Washington: The benefits of fish consumption during pre-natal development may offset the risks associated with mercury exposure, shows a study.
Nutrients found in fish have properties that protect the brain from the potential toxic effects of the chemical.
Compounds present in fish - specifically polyunsaturated fatty acids (PUFA) - may actively counteract the damage that mercury causes in the brain.
The type of fatty acids a mother consumes during pregnancy may make a difference in terms of their child's future neurological development.
"It is also becoming increasingly clear that the benefits of fish consumption may outweigh, or even mask, any potentially adverse effects of mercury," said Edwin van Wijngaarden, associate professor in University of Rochester in Britain.

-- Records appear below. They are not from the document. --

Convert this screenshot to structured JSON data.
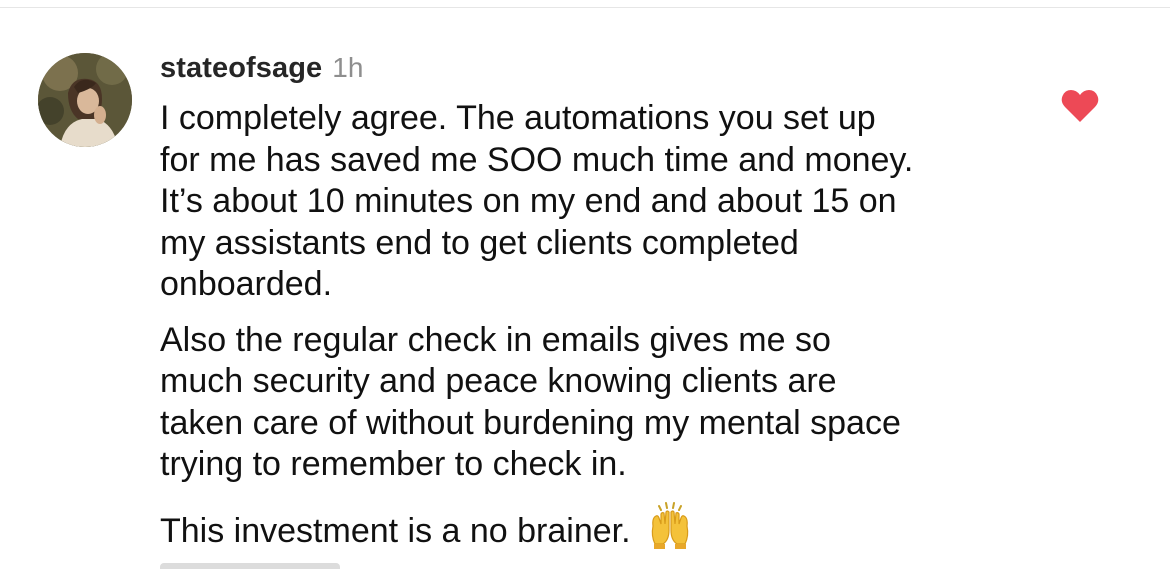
{
  "comment": {
    "username": "stateofsage",
    "timestamp": "1h",
    "liked": true,
    "like_color": "#ed4956",
    "paragraphs": [
      {
        "lines": [
          "I completely agree. The automations you set up",
          "for me has saved me SOO much time and money.",
          "It’s about 10 minutes on my end and about 15 on",
          "my assistants end to get clients completed",
          "onboarded."
        ]
      },
      {
        "lines": [
          "Also the regular check in emails gives me so",
          "much security and peace knowing clients are",
          "taken care of without burdening my mental space",
          "trying to remember to check in."
        ]
      },
      {
        "lines": [
          "This investment is a no brainer."
        ],
        "emoji": "raising-hands-icon"
      }
    ]
  },
  "colors": {
    "username": "#262626",
    "timestamp": "#8e8e8e",
    "text": "#111111"
  }
}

Mercury is found in the environment as a result of both natural and human activity.
Much of it ends up being deposited in the world's oceans and, as a result, fish harbour the chemical in very small amounts.
"It appears that relationship between fish nutrients and mercury may be far more complex than previously appreciated," said Philip Davidson, principal investigator of the Seychelles Child Development Study.
The study appeared in the American Journal of Clinical Nutrition.